Gespräche mit Kindern folgen eigenen Regeln

Je jünger die Kinder sind, desto mehr wird das Sprechen durch nonverbale Kommunikationselemente ergänzt. So „gibt es vielfältige Erzählformen, die sich anderer Ausdrucksmittel bedienen, etwa der Bildsprache, der Körpersprache in Mimik und Gestik, dem dramatischen Spielen oder auch der Musik. Ein Kind kann auch im Spielen oder Malen wichtige Geschichten aus seinem Leben erzählen und den Erwachsenen Deutungsmuster des Erlebten anbieten.“4

1 Ausführlicher und mit einem Schwerpunkt auf der Interviewforschung mit Kindern behandle ich die Thematik des vorliegenden Textes in Anne Steinbach: „Mit Kindern über Musik sprechen. Impulse aus der qualitativ-empirischen Interviewforschung“, in: Frühe Bildung 2016, 5(3), S. 134-141.
2 Michael Dartsch: „Musikalische Bildung in der Elementarstufe/Grundstufe. Grundlegende Aspekte der Elementaren Musikpädagogik“, in: Verband deutscher Musikschulen (Hg.): Bildungsplan Musik für die Elementarstufe/Grundstufe, Bonn 2010, S. 19.
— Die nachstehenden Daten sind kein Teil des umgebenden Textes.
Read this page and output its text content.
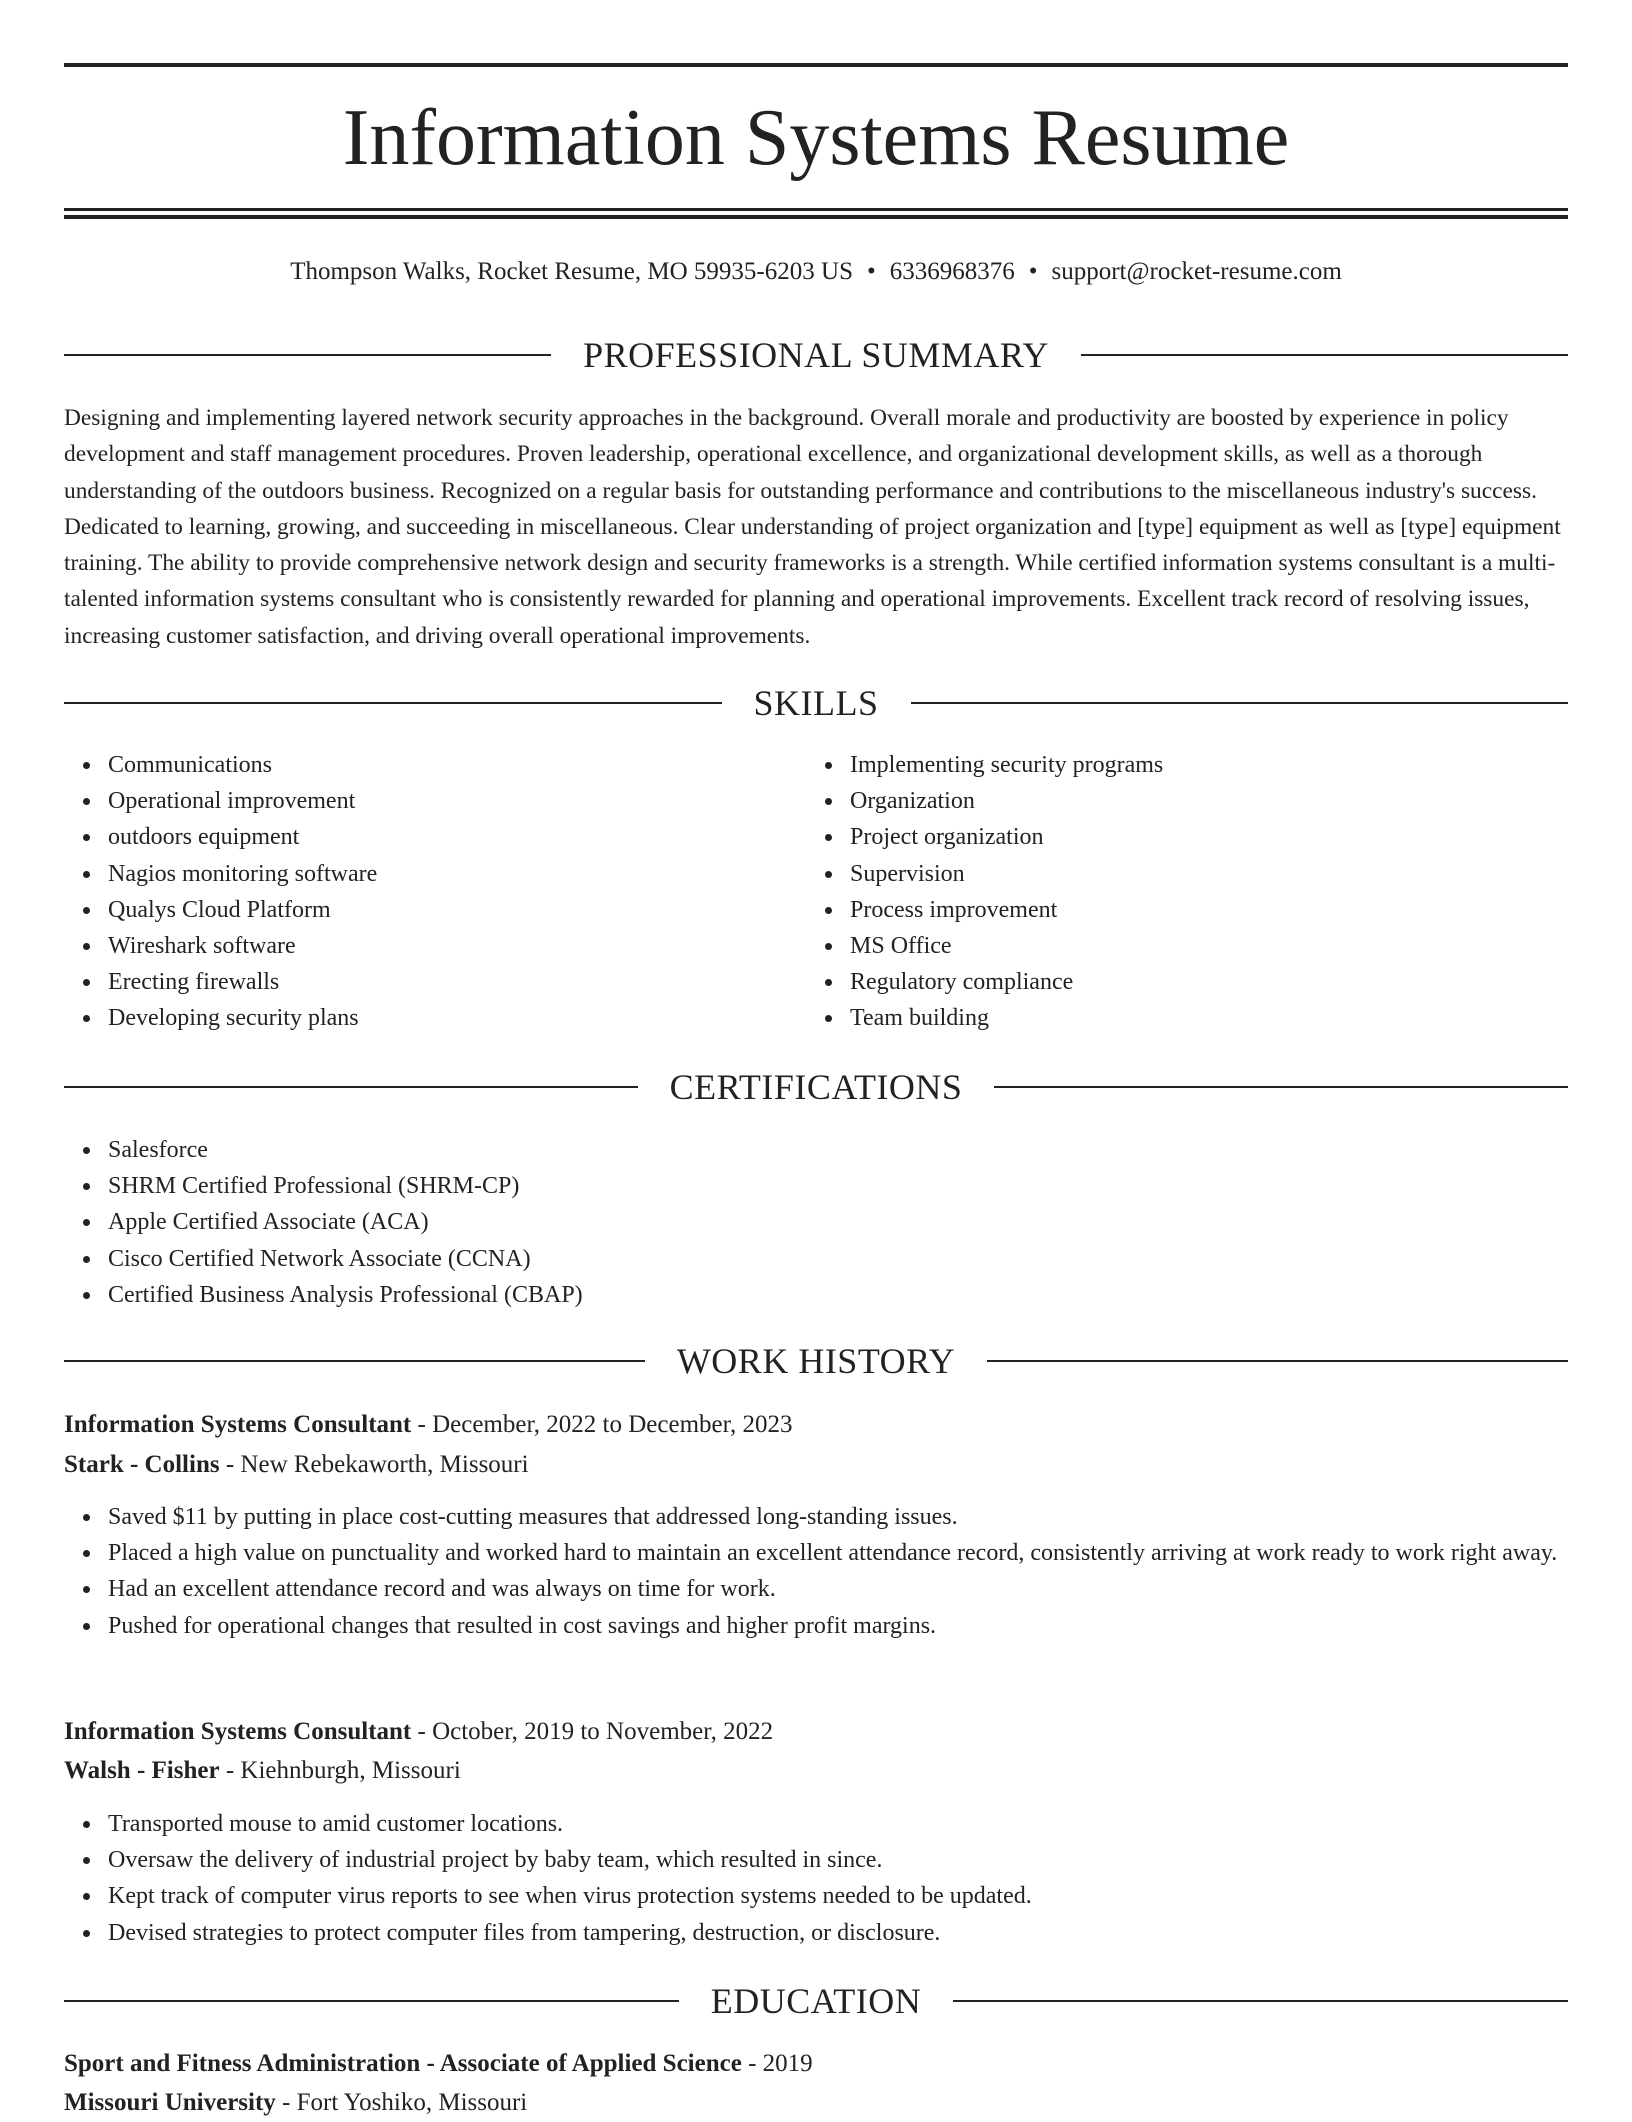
Information Systems Resume
Thompson Walks, Rocket Resume, MO 59935-6203 US • 6336968376 • support@rocket-resume.com
PROFESSIONAL SUMMARY

Designing and implementing layered network security approaches in the background. Overall morale and productivity are boosted by experience in policy development and staff management procedures. Proven leadership, operational excellence, and organizational development skills, as well as a thorough understanding of the outdoors business. Recognized on a regular basis for outstanding performance and contributions to the miscellaneous industry's success. Dedicated to learning, growing, and succeeding in miscellaneous. Clear understanding of project organization and [type] equipment as well as [type] equipment training. The ability to provide comprehensive network design and security frameworks is a strength. While certified information systems consultant is a multi-talented information systems consultant who is consistently rewarded for planning and operational improvements. Excellent track record of resolving issues, increasing customer satisfaction, and driving overall operational improvements.

SKILLS
Communications
Operational improvement
outdoors equipment
Nagios monitoring software
Qualys Cloud Platform
Wireshark software
Erecting firewalls
Developing security plans
Implementing security programs
Organization
Project organization
Supervision
Process improvement
MS Office
Regulatory compliance
Team building
CERTIFICATIONS
Salesforce
SHRM Certified Professional (SHRM-CP)
Apple Certified Associate (ACA)
Cisco Certified Network Associate (CCNA)
Certified Business Analysis Professional (CBAP)
WORK HISTORY
Information Systems Consultant - December, 2022 to December, 2023
Stark - Collins - New Rebekaworth, Missouri
Saved $11 by putting in place cost-cutting measures that addressed long-standing issues.
Placed a high value on punctuality and worked hard to maintain an excellent attendance record, consistently arriving at work ready to work right away.
Had an excellent attendance record and was always on time for work.
Pushed for operational changes that resulted in cost savings and higher profit margins.
Information Systems Consultant - October, 2019 to November, 2022
Walsh - Fisher - Kiehnburgh, Missouri
Transported mouse to amid customer locations.
Oversaw the delivery of industrial project by baby team, which resulted in since.
Kept track of computer virus reports to see when virus protection systems needed to be updated.
Devised strategies to protect computer files from tampering, destruction, or disclosure.
EDUCATION
Sport and Fitness Administration - Associate of Applied Science - 2019
Missouri University - Fort Yoshiko, Missouri
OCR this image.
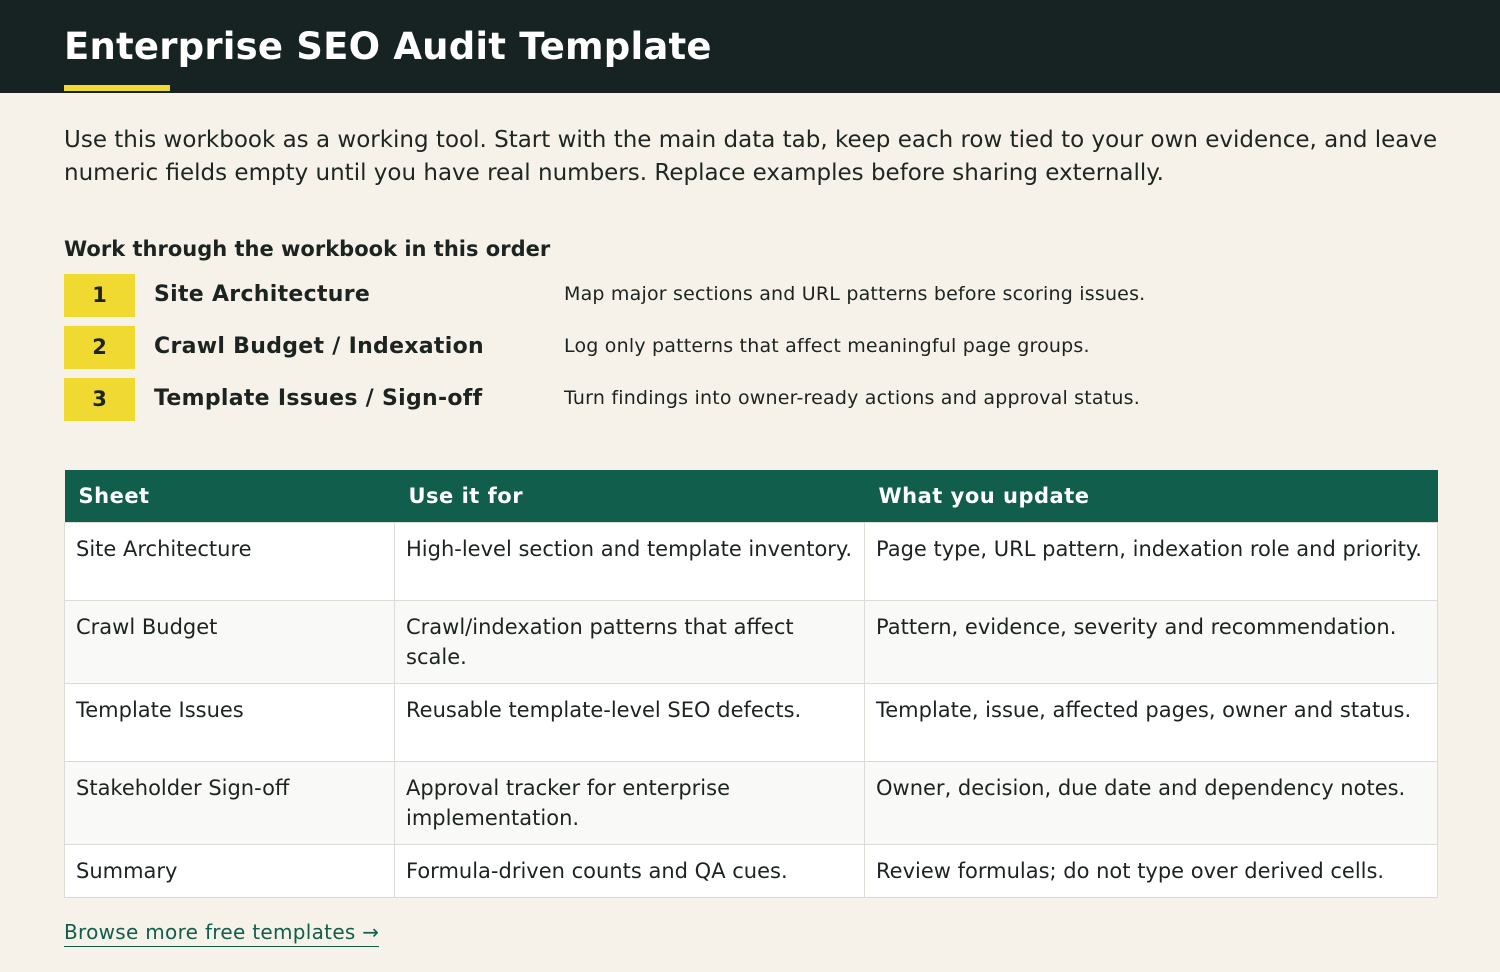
Enterprise SEO Audit Template

Use this workbook as a working tool. Start with the main data tab, keep each row tied to your own evidence, and leave numeric fields empty until you have real numbers. Replace examples before sharing externally.

Work through the workbook in this order
1	Site Architecture	Map major sections and URL patterns before scoring issues.
2	Crawl Budget / Indexation	Log only patterns that affect meaningful page groups.
3	Template Issues / Sign-off	Turn findings into owner-ready actions and approval status.
Sheet	Use it for	What you update
Site Architecture	High-level section and template inventory.	Page type, URL pattern, indexation role and priority.
Crawl Budget	Crawl/indexation patterns that affect scale.	Pattern, evidence, severity and recommendation.
Template Issues	Reusable template-level SEO defects.	Template, issue, affected pages, owner and status.
Stakeholder Sign-off	Approval tracker for enterprise implementation.	Owner, decision, due date and dependency notes.
Summary	Formula-driven counts and QA cues.	Review formulas; do not type over derived cells.
Browse more free templates →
3 Barbara Brüning: „Woher kommen Sonne, Mond und Sterne? Spielerisches Philosophieren über die großen Fragen jüngerer Kinder“, in: Martin Textor (Hg.): Kindergartenpädagogik. Online-Handbuch, 2011, S. 5, www.kindergartenpaedagogik.de/images/PDF/2162.pdf (Stand: 18.6.2019).
4 Burkhard Fuhs/Susanne Schneider: „Normalisierungsvorstellungen und Adultismus als Probleme für die erzählerische Erschließung frühkindlicher Lebenswelten“, in: Frühe Bildung, 2012, 1(3), S. 126; vgl. auch Iris Nentwig-Gesemann: „Qualitative Methoden der Kindheitsforschung“, in: Margrit Stamm/Doris Edelmann (Hg.): Handbuch frühkindliche Bildungsforschung, Wiesbaden 2013, S. 762.